Selama di Singo Edan dia lebih banyak menjadi pelapis Singgih Pitono.

"Saya ini hanya menang beruntung saja. Sebelumnya gabung Arema saya nyaris ke Pelita Jaya. Sudah latihan di sana, sebelum tiba-tiba dikontak manajemen untuk bermain di Arema. Saya akhirnya mengiyakan karena markas klub tersebut dekat dengan kampung halaman," cerita Getuk, panggilan Joko.

Di Arema, Getuk ikut merasakan gelar juara Galatama 1993. Ia juga sering menjadi supersub untuk memecah kebuntuan.

"Posisi saya dulu itu mirip seperti Sunarto di tim Arema sekarang, jadi penyerang sayap. Bertanding sebagai pemain pengganti tapi beruntung kadang cetak gol penentu," kata pria kelahiran Cepu, Jawa Timur ini.

Getuk sempat hengkang dari Arema pada 1995. Ia bergabung dengan tim elite seperti PSM Makassar dan Persija Jakarta. Tapi pada 1998, ia kembali ke Arema hingga pensiun pada 2003 silam.

Pengabdian terakhir Getuk itu yang menempatkannya sebagai legenda di tim kebanggaan Aremania itu. Bahkan saat manajemen kesulitan dana, ia masih mau bertahan. Kesempatan bermain yang didapatkannya juga lebih banyak karena waktu itu Singo Edan tidak banyak memiliki pemain bagus.

4 dari 6 halaman

Franco Hita

Takdir mengantar Franco Hita ke Arema FC. Andai saja penyerang asal Argentina ini dipertahankan oleh Persita Tangerang, bukan tidak mungkin ia tidak akan merasakan gelar juara di Indonesia.

Hita mencetak gol penting pada partai final Piala Indonesia 2005 untuk membawa Arema FC keluar sebagai juara.
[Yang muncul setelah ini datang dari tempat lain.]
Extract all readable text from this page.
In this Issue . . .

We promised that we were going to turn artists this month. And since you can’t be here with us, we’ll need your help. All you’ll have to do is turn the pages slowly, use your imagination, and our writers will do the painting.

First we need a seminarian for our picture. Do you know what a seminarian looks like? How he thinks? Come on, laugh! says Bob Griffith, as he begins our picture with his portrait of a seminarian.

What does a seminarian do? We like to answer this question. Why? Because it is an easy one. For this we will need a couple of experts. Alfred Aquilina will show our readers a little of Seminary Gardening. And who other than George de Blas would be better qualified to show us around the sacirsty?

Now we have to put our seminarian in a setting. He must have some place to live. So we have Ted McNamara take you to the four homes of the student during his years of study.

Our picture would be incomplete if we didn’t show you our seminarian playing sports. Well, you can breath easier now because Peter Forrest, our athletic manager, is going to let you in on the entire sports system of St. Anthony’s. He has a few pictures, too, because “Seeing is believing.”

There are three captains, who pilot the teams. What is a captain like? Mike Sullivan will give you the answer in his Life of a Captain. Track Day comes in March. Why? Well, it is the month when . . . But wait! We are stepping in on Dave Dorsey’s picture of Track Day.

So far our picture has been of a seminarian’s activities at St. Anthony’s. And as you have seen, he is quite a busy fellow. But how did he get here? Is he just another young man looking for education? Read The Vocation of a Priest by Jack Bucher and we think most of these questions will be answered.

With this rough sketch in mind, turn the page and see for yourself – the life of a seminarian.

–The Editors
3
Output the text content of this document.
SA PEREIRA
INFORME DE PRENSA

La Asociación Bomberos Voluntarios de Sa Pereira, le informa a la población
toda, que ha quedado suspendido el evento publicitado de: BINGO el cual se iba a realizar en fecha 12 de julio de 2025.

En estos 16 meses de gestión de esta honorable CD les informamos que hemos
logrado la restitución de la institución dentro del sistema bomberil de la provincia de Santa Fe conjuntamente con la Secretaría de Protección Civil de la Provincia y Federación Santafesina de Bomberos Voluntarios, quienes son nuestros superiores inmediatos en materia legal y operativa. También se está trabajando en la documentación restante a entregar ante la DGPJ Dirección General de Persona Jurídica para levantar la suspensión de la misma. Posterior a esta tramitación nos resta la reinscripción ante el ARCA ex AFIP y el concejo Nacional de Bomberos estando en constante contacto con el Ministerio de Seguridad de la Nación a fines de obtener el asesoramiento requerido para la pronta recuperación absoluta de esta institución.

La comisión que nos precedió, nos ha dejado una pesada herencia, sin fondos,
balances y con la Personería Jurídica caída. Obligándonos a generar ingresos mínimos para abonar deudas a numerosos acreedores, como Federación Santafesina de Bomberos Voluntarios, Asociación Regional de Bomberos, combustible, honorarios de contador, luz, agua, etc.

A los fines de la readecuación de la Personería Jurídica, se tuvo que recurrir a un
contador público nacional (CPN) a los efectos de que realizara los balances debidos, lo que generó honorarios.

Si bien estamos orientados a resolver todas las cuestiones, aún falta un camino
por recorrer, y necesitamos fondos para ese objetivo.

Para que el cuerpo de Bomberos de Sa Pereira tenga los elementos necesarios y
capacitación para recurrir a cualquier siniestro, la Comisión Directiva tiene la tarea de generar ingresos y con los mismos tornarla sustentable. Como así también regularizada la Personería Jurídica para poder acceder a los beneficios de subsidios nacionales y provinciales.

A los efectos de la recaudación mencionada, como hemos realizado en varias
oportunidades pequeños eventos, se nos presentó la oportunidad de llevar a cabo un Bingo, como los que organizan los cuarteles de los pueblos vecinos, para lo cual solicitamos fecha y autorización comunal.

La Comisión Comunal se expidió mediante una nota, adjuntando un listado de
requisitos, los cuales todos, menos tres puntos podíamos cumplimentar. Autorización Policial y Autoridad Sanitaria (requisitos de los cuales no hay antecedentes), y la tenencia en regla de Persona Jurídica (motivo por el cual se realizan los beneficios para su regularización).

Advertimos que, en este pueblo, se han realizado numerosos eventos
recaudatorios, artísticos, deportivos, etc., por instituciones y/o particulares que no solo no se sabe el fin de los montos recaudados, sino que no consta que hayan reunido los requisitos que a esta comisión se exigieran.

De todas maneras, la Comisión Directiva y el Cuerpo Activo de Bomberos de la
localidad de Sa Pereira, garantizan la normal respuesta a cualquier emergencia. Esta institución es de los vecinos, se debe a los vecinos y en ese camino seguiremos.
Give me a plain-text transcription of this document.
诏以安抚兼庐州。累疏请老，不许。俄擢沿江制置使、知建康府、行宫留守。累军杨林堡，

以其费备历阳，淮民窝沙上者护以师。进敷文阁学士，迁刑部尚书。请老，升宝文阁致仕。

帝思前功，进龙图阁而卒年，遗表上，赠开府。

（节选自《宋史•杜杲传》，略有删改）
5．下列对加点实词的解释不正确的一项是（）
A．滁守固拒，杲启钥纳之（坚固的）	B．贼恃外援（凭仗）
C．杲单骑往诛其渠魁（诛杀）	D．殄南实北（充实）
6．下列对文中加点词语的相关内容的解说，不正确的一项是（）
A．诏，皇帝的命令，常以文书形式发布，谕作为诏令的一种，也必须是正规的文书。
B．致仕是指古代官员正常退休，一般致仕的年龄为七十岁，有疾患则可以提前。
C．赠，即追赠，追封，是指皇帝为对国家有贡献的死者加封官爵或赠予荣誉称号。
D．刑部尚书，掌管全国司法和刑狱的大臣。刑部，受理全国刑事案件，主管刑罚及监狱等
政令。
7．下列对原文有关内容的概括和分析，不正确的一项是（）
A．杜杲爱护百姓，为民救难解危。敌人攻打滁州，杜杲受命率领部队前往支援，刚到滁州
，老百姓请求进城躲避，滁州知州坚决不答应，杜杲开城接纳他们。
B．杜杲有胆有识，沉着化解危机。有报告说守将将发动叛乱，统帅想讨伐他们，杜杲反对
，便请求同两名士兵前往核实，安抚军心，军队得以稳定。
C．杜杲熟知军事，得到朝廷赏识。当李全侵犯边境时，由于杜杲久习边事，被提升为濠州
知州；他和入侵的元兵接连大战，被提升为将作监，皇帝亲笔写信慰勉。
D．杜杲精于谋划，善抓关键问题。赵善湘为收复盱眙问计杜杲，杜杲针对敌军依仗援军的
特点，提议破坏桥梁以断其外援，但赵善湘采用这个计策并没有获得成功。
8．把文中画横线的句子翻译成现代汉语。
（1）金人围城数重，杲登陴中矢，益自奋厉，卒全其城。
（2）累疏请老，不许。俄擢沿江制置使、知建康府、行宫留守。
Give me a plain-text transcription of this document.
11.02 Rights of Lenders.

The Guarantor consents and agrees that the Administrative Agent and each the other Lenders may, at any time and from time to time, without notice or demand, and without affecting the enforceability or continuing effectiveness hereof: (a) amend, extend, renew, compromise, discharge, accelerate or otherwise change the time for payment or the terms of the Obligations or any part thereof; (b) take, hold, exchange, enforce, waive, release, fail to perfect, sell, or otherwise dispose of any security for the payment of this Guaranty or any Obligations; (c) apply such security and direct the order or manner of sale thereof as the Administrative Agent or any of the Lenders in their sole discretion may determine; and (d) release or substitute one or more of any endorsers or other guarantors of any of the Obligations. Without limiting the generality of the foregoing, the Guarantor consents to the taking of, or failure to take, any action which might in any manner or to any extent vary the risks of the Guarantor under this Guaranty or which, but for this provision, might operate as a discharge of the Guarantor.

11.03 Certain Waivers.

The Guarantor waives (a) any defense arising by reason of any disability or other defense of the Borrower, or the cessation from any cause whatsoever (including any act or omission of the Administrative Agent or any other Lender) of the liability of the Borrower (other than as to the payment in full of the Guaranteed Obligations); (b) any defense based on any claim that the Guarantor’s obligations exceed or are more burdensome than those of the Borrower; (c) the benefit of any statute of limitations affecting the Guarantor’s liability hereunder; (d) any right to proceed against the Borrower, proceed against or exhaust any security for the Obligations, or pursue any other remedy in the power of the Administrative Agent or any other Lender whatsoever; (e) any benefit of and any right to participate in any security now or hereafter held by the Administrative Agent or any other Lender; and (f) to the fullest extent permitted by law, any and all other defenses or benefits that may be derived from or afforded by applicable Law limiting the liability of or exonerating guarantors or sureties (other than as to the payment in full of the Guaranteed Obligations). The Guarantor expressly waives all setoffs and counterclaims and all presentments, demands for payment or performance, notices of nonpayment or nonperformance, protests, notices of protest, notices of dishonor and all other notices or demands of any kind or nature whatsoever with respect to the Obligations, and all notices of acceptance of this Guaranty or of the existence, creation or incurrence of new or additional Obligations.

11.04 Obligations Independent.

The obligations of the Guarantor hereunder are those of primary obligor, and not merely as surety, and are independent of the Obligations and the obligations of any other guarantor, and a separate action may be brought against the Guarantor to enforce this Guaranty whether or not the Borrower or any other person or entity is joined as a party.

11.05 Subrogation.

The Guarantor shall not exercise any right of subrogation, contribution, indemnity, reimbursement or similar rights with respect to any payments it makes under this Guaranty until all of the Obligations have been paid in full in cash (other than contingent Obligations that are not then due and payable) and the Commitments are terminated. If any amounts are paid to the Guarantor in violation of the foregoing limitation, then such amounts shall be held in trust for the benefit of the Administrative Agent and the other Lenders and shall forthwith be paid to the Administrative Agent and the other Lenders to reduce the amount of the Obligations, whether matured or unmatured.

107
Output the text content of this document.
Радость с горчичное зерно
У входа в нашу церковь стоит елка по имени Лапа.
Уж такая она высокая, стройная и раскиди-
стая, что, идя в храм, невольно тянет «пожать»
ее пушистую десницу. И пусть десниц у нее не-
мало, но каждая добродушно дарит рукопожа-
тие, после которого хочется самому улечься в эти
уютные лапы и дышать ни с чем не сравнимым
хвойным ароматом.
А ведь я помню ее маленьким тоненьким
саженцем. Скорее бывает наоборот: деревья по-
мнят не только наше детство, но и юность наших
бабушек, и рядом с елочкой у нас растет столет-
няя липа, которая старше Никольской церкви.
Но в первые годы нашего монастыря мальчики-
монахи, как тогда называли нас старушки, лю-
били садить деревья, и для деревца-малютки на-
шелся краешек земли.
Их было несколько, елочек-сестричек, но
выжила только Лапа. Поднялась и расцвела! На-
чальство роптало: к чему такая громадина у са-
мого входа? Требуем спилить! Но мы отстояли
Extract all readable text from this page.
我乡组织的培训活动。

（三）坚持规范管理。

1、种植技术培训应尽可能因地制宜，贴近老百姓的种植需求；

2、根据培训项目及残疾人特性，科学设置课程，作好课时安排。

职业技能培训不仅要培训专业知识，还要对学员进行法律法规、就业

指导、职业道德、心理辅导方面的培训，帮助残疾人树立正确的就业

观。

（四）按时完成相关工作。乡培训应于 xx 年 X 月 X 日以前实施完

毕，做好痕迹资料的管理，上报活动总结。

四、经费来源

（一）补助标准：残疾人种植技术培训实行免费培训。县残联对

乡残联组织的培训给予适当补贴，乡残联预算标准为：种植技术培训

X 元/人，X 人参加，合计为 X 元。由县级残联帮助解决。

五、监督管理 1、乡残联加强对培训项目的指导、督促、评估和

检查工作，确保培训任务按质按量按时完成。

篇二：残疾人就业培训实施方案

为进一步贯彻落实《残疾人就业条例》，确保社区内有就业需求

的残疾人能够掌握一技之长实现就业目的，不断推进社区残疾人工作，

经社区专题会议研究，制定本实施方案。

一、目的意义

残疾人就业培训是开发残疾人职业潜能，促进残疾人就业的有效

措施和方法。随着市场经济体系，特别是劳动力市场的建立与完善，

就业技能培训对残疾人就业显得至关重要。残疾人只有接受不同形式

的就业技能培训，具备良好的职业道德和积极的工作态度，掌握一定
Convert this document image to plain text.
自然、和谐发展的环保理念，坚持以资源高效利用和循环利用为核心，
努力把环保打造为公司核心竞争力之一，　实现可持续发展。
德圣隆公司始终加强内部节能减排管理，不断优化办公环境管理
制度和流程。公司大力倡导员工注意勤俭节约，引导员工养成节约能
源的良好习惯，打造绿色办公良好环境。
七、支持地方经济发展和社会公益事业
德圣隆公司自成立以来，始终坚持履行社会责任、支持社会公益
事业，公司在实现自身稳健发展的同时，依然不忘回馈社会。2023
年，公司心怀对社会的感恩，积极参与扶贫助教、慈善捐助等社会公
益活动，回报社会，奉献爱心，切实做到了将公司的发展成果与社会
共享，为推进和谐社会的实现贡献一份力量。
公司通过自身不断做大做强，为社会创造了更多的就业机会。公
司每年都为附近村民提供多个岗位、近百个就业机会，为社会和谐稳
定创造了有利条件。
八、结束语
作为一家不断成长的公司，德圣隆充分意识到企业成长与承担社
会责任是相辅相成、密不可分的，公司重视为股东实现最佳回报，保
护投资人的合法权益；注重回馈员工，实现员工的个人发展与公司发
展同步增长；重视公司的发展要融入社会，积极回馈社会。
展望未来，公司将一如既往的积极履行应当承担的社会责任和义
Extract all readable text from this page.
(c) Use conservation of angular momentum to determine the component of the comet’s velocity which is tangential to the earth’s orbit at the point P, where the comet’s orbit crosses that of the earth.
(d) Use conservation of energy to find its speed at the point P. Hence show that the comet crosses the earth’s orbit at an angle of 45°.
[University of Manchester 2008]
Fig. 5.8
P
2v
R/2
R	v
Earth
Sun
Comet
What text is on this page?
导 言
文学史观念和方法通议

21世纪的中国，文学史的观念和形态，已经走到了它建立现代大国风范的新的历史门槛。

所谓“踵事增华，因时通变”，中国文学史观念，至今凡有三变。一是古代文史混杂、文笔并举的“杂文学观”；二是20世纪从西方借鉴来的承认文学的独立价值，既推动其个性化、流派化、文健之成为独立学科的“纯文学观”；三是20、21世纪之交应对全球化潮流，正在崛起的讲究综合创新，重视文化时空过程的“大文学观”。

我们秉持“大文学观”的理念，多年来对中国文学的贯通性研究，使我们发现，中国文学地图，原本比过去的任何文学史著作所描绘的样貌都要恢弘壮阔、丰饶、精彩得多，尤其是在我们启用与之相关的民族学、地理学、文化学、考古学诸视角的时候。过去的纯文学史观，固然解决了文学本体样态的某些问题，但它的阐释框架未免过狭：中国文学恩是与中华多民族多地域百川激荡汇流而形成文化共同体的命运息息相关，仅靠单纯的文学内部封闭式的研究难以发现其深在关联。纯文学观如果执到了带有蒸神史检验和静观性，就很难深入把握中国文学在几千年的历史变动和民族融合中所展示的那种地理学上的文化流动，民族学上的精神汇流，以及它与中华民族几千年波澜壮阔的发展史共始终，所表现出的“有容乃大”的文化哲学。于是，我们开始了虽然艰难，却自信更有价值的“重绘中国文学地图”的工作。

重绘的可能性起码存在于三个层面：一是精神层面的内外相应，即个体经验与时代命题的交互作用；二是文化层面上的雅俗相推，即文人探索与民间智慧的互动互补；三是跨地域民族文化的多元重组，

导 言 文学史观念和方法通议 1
Pada pertandingan itu, Singo Edan berhasil mengalahkan Persija Jakarta dengan skor 4-3 melalui golden goal Firman Utina pada menit ke-96 setelah bermain 3-3 dalam waktu normal.

5 dari 6 halaman

Samsul Arif

Samsul Arif adalah satu di antara penyerang lokal tersubur yang pernah membela Arema FC. Bergabung dari Persela Lamongan pada 2014, pemain yang kini berbaju Persita Tangerang itu membukukan 17 gol dari 27 pertandingan pada 2014 dan 2015.

Beberapa musim setelah meninggalkan Arema FC pada 2016, Samsul Arif masih tajam. Pemain berusia 35 tahun itu masih sanggup membukukan 16 gol untuk Persela Lamongan pada 2017 dan 14 gol bagi Barito Putera setahun berselang.

6 dari 6 halaman

Emaleu Serge

Emaleu Serge adalah satu di antara penyerang terbaik yang pernah dimiliki Arema FC. Membela Singo Edan pada 2005-2009, kariernya di klub kebanggaan Aremania ini terpaksa tamat setelah cedera parah pada 2007.

Serge mengalami cedera mengerikan setelah ditekel oleh bek Persipura Jayapura, Bio Paulin, pada ISL 2007-2008. Akibat kejadian itu, pemain asal Kamerun itu terpaksa absen selama semusim penuh.

Serge kembali beraksi bersama Arema FC pada 2008-2009, namun hanya bertahan setengah musim karena produktivitasnya menurun.

Bersama Arema FC, Serge berhasil menorehkan dua gelar Piala Indonesia pada 2005 dan 2006. Ia juga dinobatkan sebagai top scorer turnamen pada 2006 setelah mengemas sembilan gol.